La République Démocratique du Congo, à l’instar d’autres pays du monde, a lancé ce 25 novembre la campagne internationale des 16 jours d’activisme contre les violences faites aux femmes. À Beni, cette édition est axée spécifiquement sur la lutte contre les violences numériques visant les femmes et les jeunes filles.

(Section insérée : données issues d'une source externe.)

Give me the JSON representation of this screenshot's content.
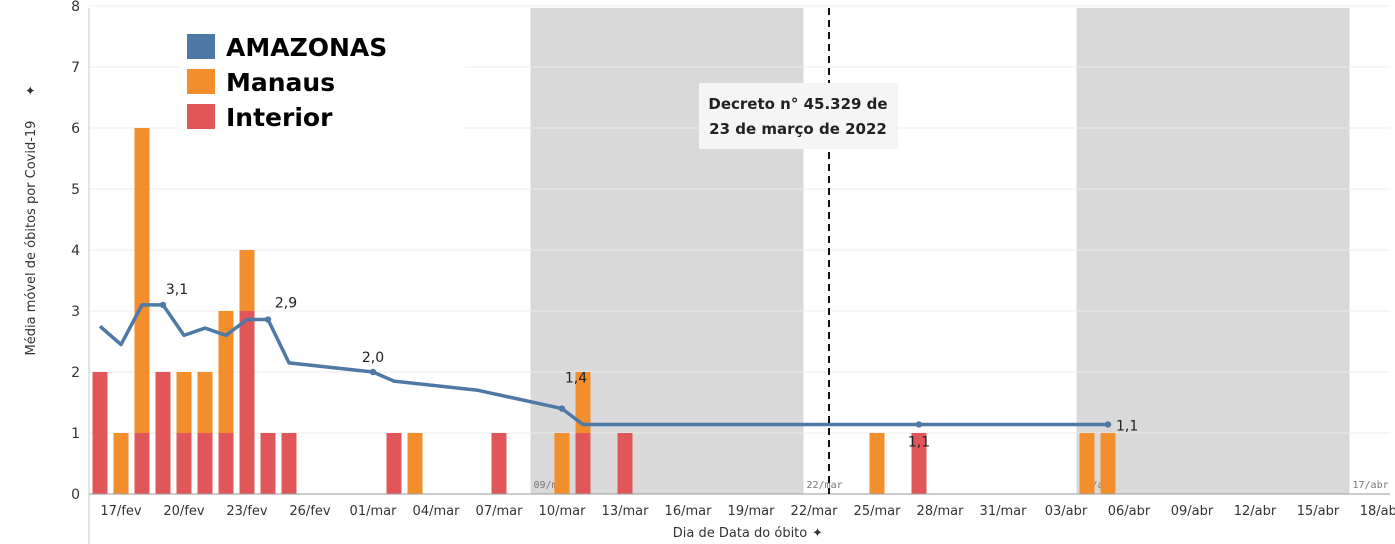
{
  "chart_data": {
    "type": "bar",
    "stacked": true,
    "x_axis_title": "Dia de Data do óbito",
    "y_axis_title": "Média móvel de óbitos por Covid-19",
    "ylim": [
      0,
      8
    ],
    "y_ticks": [
      "0",
      "1",
      "2",
      "3",
      "4",
      "5",
      "6",
      "7",
      "8"
    ],
    "x_tick_labels": [
      "17/fev",
      "20/fev",
      "23/fev",
      "26/fev",
      "01/mar",
      "04/mar",
      "07/mar",
      "10/mar",
      "13/mar",
      "16/mar",
      "19/mar",
      "22/mar",
      "25/mar",
      "28/mar",
      "31/mar",
      "03/abr",
      "06/abr",
      "09/abr",
      "12/abr",
      "15/abr",
      "18/abr"
    ],
    "grid": true,
    "legend_position": "top-left",
    "legend": [
      {
        "name": "AMAZONAS",
        "color": "#4e79a7"
      },
      {
        "name": "Manaus",
        "color": "#f28e2b"
      },
      {
        "name": "Interior",
        "color": "#e15759"
      }
    ],
    "shaded_bands": [
      {
        "label": "09/mar",
        "start": "09/mar",
        "end": "22/mar"
      },
      {
        "label": "22/mar",
        "start": "22/mar",
        "end": null
      },
      {
        "label": "04/abr",
        "start": "04/abr",
        "end": "17/abr"
      },
      {
        "label": "17/abr",
        "start": "17/abr",
        "end": null
      }
    ],
    "bars": [
      {
        "date": "16/fev",
        "interior": 2,
        "manaus": 0
      },
      {
        "date": "17/fev",
        "interior": 0,
        "manaus": 1
      },
      {
        "date": "18/fev",
        "interior": 1,
        "manaus": 5
      },
      {
        "date": "19/fev",
        "interior": 2,
        "manaus": 0
      },
      {
        "date": "20/fev",
        "interior": 1,
        "manaus": 1
      },
      {
        "date": "21/fev",
        "interior": 1,
        "manaus": 1
      },
      {
        "date": "22/fev",
        "interior": 1,
        "manaus": 2
      },
      {
        "date": "23/fev",
        "interior": 3,
        "manaus": 1
      },
      {
        "date": "24/fev",
        "interior": 1,
        "manaus": 0
      },
      {
        "date": "25/fev",
        "interior": 1,
        "manaus": 0
      },
      {
        "date": "02/mar",
        "interior": 1,
        "manaus": 0
      },
      {
        "date": "03/mar",
        "interior": 0,
        "manaus": 1
      },
      {
        "date": "07/mar",
        "interior": 1,
        "manaus": 0
      },
      {
        "date": "10/mar",
        "interior": 0,
        "manaus": 1
      },
      {
        "date": "11/mar",
        "interior": 1,
        "manaus": 1
      },
      {
        "date": "13/mar",
        "interior": 1,
        "manaus": 0
      },
      {
        "date": "25/mar",
        "interior": 0,
        "manaus": 1
      },
      {
        "date": "27/mar",
        "interior": 1,
        "manaus": 0
      },
      {
        "date": "04/abr",
        "interior": 0,
        "manaus": 1
      },
      {
        "date": "05/abr",
        "interior": 0,
        "manaus": 1
      }
    ],
    "line": {
      "name": "AMAZONAS",
      "points": [
        {
          "date": "16/fev",
          "value": 2.75
        },
        {
          "date": "17/fev",
          "value": 2.45
        },
        {
          "date": "18/fev",
          "value": 3.1
        },
        {
          "date": "19/fev",
          "value": 3.1
        },
        {
          "date": "20/fev",
          "value": 2.6
        },
        {
          "date": "21/fev",
          "value": 2.72
        },
        {
          "date": "22/fev",
          "value": 2.6
        },
        {
          "date": "23/fev",
          "value": 2.86
        },
        {
          "date": "24/fev",
          "value": 2.86
        },
        {
          "date": "25/fev",
          "value": 2.15
        },
        {
          "date": "01/mar",
          "value": 2.0
        },
        {
          "date": "02/mar",
          "value": 1.85
        },
        {
          "date": "06/mar",
          "value": 1.7
        },
        {
          "date": "10/mar",
          "value": 1.4
        },
        {
          "date": "11/mar",
          "value": 1.14
        },
        {
          "date": "27/mar",
          "value": 1.14
        },
        {
          "date": "05/abr",
          "value": 1.14
        }
      ],
      "labels": [
        {
          "date": "19/fev",
          "text": "3,1"
        },
        {
          "date": "24/fev",
          "text": "2,9"
        },
        {
          "date": "01/mar",
          "text": "2,0"
        },
        {
          "date": "10/mar",
          "text": "1,4"
        },
        {
          "date": "27/mar",
          "text": "1,1"
        },
        {
          "date": "05/abr",
          "text": "1,1"
        }
      ]
    },
    "annotation": {
      "line1": "Decreto n° 45.329 de",
      "line2": "23 de março de 2022",
      "date": "22/mar"
    }
  }
}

Une mobilisation pour la sensibilisation et le changement
La cheffe de division ad intérim du Genre, Famille et Enfant pour le Nord-Kivu, Madame Ruth Sabuni, a ouvert les activités par une conférence explicative sur les formes que prennent ces violences numériques. Elle a défini celles-ci comme des abus perpétrés en ligne, notamment :
« Les violences numériques sont les abus sur les réseaux sociaux : les partages de photos ou vidéos à caractère intime, les commentaires dégradants ou ciblés, qui stigmatisent les femmes et jeunes filles », a-t-elle précisé.
Madame Sabuni a également insisté sur la lente mais progressive évolution des mentalités grâce aux différentes campagnes menées dans la région :
« Le changement de comportement est un processus. Les violences basées sur le genre sont ancrées dans des normes sociétales. Nous croyons qu’avec une action continue, ce phénomène pourra être éradiqué », a-t-elle ajouté.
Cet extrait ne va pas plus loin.